现在我们可以创建一个具有2的幂的数组,代表要删除的索引:
exponents = np.arange(1, max_power)
indices = np.power(np.full(len(exponents), 2), exponents).astype(np.int)
索引数组包含array([ 2, 4, 8, 16, 32, 64, 128, 256, 512])。
现在,我们可以继续删除这些索引:
result = np.delete(a, indices)
%timeit np.delete(a, indices)
>>> 35.1 µs ± 2.07 µs per loop (mean ± std. dev. of 7 runs, 10000 loops each)

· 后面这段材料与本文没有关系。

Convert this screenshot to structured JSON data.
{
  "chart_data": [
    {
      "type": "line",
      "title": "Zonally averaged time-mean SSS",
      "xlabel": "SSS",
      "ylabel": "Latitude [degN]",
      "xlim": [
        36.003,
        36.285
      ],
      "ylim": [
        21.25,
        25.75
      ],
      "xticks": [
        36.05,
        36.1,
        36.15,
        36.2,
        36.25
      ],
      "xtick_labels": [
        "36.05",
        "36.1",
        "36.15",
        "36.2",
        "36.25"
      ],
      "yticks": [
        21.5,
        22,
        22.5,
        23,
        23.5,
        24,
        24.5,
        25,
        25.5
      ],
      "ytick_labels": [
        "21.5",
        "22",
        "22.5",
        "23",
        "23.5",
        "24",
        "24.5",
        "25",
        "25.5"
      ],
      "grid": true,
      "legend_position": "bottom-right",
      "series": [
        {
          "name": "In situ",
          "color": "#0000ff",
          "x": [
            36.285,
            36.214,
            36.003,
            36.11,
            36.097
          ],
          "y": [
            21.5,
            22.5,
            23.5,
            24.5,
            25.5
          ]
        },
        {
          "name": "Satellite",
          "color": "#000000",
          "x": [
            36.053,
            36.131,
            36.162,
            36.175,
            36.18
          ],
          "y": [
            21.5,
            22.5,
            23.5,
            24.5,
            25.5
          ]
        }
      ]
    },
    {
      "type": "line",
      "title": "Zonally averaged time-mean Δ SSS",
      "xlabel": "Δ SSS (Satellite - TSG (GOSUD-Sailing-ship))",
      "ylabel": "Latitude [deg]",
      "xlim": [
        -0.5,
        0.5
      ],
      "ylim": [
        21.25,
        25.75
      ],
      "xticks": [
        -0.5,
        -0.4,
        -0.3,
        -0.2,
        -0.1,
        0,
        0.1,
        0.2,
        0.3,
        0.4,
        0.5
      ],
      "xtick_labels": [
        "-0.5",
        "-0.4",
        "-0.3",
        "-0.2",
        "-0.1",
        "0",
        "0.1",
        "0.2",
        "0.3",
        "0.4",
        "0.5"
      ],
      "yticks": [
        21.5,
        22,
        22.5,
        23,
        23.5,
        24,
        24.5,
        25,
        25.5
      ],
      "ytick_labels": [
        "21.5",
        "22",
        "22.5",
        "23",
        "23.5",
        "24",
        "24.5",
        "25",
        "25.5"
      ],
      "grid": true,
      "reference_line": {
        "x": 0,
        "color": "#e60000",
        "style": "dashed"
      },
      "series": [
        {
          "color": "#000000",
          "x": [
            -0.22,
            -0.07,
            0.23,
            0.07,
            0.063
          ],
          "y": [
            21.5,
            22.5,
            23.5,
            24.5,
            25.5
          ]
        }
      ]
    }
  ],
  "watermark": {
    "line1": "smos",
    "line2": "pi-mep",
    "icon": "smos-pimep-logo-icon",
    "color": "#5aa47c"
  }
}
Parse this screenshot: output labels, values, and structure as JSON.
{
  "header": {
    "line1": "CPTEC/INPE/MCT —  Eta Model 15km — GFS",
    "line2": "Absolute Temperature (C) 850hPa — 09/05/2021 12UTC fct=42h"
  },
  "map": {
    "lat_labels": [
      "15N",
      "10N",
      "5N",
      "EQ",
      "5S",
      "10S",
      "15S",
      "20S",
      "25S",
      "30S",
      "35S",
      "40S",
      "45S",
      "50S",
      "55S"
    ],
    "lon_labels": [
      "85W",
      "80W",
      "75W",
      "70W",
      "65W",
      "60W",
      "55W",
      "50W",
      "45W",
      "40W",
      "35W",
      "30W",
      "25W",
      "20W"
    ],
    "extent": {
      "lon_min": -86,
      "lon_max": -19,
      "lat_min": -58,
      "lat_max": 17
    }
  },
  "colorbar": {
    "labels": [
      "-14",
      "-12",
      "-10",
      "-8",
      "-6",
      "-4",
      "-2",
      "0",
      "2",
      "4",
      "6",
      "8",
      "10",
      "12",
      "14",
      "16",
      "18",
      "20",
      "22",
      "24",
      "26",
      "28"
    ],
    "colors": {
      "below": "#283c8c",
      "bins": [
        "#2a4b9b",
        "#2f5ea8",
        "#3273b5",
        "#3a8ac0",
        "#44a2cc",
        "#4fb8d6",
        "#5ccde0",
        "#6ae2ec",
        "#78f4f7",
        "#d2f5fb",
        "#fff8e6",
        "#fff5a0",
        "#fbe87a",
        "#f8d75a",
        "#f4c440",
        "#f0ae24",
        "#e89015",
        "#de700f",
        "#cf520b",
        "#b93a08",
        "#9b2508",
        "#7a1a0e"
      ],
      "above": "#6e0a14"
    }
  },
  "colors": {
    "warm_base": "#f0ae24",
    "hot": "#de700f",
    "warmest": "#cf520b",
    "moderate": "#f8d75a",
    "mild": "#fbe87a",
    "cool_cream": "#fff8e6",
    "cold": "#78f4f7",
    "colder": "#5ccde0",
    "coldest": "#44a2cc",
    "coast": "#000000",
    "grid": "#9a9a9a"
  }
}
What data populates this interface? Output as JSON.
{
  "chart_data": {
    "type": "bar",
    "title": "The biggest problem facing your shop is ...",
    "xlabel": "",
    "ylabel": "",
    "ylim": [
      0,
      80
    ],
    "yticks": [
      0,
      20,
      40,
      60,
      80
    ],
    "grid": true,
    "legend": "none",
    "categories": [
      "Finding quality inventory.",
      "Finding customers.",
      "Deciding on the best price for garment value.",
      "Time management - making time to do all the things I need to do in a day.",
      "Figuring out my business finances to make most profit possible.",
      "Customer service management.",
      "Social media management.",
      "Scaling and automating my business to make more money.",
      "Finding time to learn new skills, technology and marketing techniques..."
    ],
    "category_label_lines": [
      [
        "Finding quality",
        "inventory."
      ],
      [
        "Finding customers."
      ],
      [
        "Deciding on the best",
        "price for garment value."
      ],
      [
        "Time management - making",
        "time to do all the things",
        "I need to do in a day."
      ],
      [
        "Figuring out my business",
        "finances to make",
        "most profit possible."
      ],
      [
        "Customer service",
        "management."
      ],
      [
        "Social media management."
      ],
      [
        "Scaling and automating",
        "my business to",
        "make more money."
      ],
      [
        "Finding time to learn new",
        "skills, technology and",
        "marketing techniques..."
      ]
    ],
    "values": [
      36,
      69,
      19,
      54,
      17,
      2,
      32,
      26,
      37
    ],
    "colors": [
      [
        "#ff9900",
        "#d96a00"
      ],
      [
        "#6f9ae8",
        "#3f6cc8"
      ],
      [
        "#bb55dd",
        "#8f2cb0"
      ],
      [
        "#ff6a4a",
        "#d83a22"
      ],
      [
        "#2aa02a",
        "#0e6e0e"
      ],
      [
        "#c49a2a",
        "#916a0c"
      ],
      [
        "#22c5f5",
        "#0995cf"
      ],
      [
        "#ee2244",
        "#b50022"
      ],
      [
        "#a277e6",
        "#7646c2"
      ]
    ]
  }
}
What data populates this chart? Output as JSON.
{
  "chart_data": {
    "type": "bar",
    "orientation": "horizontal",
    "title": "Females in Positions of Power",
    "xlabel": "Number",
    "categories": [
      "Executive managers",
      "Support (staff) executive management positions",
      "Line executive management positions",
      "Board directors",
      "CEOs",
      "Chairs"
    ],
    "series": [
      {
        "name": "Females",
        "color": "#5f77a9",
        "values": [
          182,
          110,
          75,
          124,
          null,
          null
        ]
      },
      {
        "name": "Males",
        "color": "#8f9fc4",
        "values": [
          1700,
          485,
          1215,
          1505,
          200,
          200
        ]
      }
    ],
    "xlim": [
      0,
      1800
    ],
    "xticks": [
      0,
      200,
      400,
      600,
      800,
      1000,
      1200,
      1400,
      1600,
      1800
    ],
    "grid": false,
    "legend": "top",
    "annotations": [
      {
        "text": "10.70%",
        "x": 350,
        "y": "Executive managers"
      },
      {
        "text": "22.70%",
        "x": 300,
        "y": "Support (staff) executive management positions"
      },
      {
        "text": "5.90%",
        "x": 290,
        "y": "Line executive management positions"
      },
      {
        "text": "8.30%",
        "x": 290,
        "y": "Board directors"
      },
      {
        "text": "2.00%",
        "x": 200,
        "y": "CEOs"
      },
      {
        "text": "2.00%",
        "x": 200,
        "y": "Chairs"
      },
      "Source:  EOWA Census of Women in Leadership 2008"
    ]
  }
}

%timeit [a[i] for i in range(len(a)) if i+1 not in powers_to_remove]
>>> 372 µs ± 25.2 µs per loop (mean ± std. dev. of 7 runs, 1000 loops each)
答案 2 :(得分:0)
那又怎么样:
/* generating a random array from a source array, algorithm */
function createRandomArray(srcArray, amount) {
var rndArray = []; // random array
while (rndArray.length < amount) { // how many random items?
// generating a random index
const random_index = Math.floor(Math.random() * srcArray.length);
// if random array doesn't have random index then...
if (!rndArray.includes(random_index)) {
// push the current item from source array with random inex
rndArray.push(srcArray[random_index]);
// then remove the selected item from source array with random inex
srcArray.splice(random_index, 1);
}
}
return rndArray; // the output of this function is a an array with random items
}
const sourceArray = [1,2,3,4,5,6,7,8,9,0];
print(createRandomArray(sourceArray, 5));
// output [6, 1, 8, 2, 7]
答案 3 :(得分:0)
您还可以反向迭代2的幂:
mx = (len(arr) - 1).bit_length() - 1
for idx in (1 << i for i in range(mx, -1, -1)):
del arr[idx]
mx = (len(arr) - 1).bit_length() - 1是可以删除的2的最高指数。
1 << i只是pow(2, i)(整数)。